Wimbledon 2014: Nick Kyrgios beats former champion Rafael Nadal in four sets
The world number one lost over four sets
Tuesday 01 July 2014
Teenage sensation Nick Kyrgios dumped two-time champion and second seed Rafael Nadal out of Wimbledon to reach his first grand slam quarter-final.
The 19-year-old Australian condemned Nadal to a 7-6 (7/5) 5-7 7-6 (7/5) 6-3 defeat, completing three miserable years at Wimbledon for the five-time finalist.
The Canberra native got the better of the 14-time grand slam champion and current world number one, to book a last-eight clash with Canada's Milos Raonic.
Australian great Rod Laver predicted his young compatriot would receive a grand slam yardstick from his fourth-round clash with Nadal.
Instead Kyrgios upended one of tennis' most stubborn operators, to rubber-stamp his breakthrough season.
Kyrgios will leave Wimbledon this summer having cut into the men's top 100 rankings for the first time, but he is by no means finished yet.
Nadal lost out in the first round in 2013 to Steve Darcis, a year after slumping to a second-round defeat at the hands of Lukas Rosol.
This year Nadal entered Wimbledon in prime fitness, reporting no issues with his long-troublesome knees, and boasting a ninth French Open title.
The 28-year-old from Majorca was unable to impose his usual grinding tactics though, with Kyrgios' powerful serve and high-octane approach prevailing.
Kyrgios admitted he gained motivation after hearing mother Norlaila give an interview back in Australia admitting Nadal was the pre-match favourite.
"I saw an interview with her saying he was too good, so that made me a bit angry and that helped!" he joked.

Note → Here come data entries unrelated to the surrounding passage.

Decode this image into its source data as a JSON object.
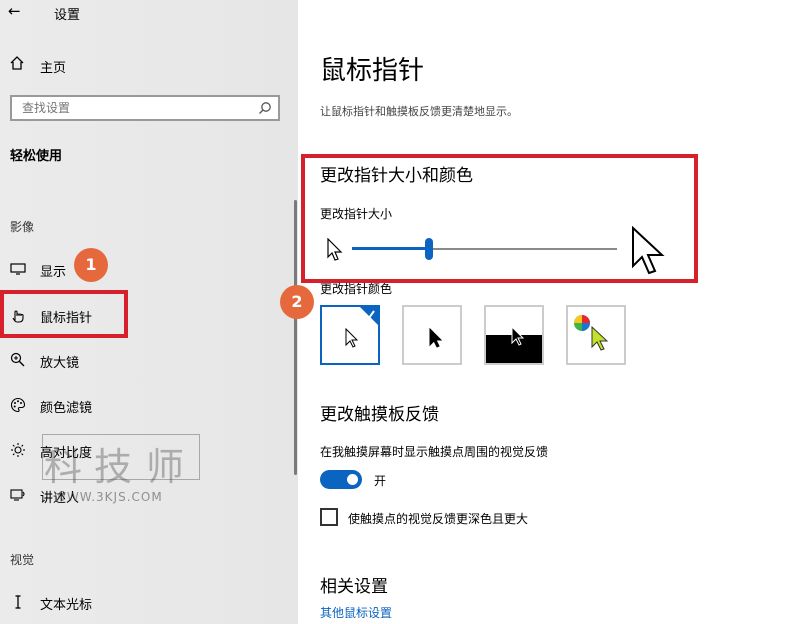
{
  "sidebar": {
    "back_glyph": "←",
    "window_title": "设置",
    "home_label": "主页",
    "search_placeholder": "查找设置",
    "section_title": "轻松使用",
    "groups": {
      "vision": "影像",
      "vision2": "视觉"
    },
    "items": [
      {
        "label": "显示",
        "icon": "monitor-icon"
      },
      {
        "label": "鼠标指针",
        "icon": "hand-pointer-icon"
      },
      {
        "label": "放大镜",
        "icon": "magnifier-plus-icon"
      },
      {
        "label": "颜色滤镜",
        "icon": "palette-icon"
      },
      {
        "label": "高对比度",
        "icon": "sun-contrast-icon"
      },
      {
        "label": "讲述人",
        "icon": "narrator-icon"
      },
      {
        "label": "文本光标",
        "icon": "text-cursor-icon"
      }
    ]
  },
  "callouts": [
    "1",
    "2"
  ],
  "main": {
    "title": "鼠标指针",
    "description": "让鼠标指针和触摸板反馈更清楚地显示。",
    "size_color_heading": "更改指针大小和颜色",
    "size_label": "更改指针大小",
    "size_value": 0.29,
    "color_label": "更改指针颜色",
    "color_options": [
      "white",
      "black",
      "inverted",
      "custom"
    ],
    "selected_color": "white",
    "touch_heading": "更改触摸板反馈",
    "touch_desc": "在我触摸屏幕时显示触摸点周围的视觉反馈",
    "toggle_state": "开",
    "checkbox_label": "使触摸点的视觉反馈更深色且更大",
    "related_heading": "相关设置",
    "related_link": "其他鼠标设置"
  },
  "watermark": {
    "chars": [
      "科",
      "技",
      "师"
    ],
    "url": "WWW.3KJS.COM"
  },
  "colors": {
    "accent": "#0a64c0",
    "highlight": "#d6202b",
    "callout": "#e6693e"
  }
}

"I think I was in a bit of a zone out there, I didn't really notice the crowd that much.
"I played extraordinary tennis.
"I got that break in the fourth set, served really well throughout the match, and I'm really happy.
"It hasn't really sunk in yet.
"You've got to believe that you can win from the outset, and I always do that.
"He hit some unbelievable shots."
Admitting he was at a loss how to celebrate, he said: "I didn't know what to do: I've just turned to everyone that's supported me my whole life.
"I didn't really know what that dance was."
Kyrgios produced the shot of the tournament so far with a casual flick between his legs midway through the second set.
The nonchalant winner yielded an immediate social-media response but even at that stage, with Kyrgios boasting a one-set lead, few would have predicted what was to follow.
Nadal's pattern of dropping the first set only to storm back and claim the following three suggested the world's top-ranked star would eventually wrestle control.
The clay-court king hustled his way to the second set in a daunting momentum shift, after Kyrgios had won the opening exchange via tie-break.
Unflappable teenager Kyrgios hit back immediately though, stealing a second tie-break for a 2-1 lead.
When he pinched his first service break of the match in the fourth set however, he had Nadal cornered - and then held his nerve to serve out for an emphatic victory.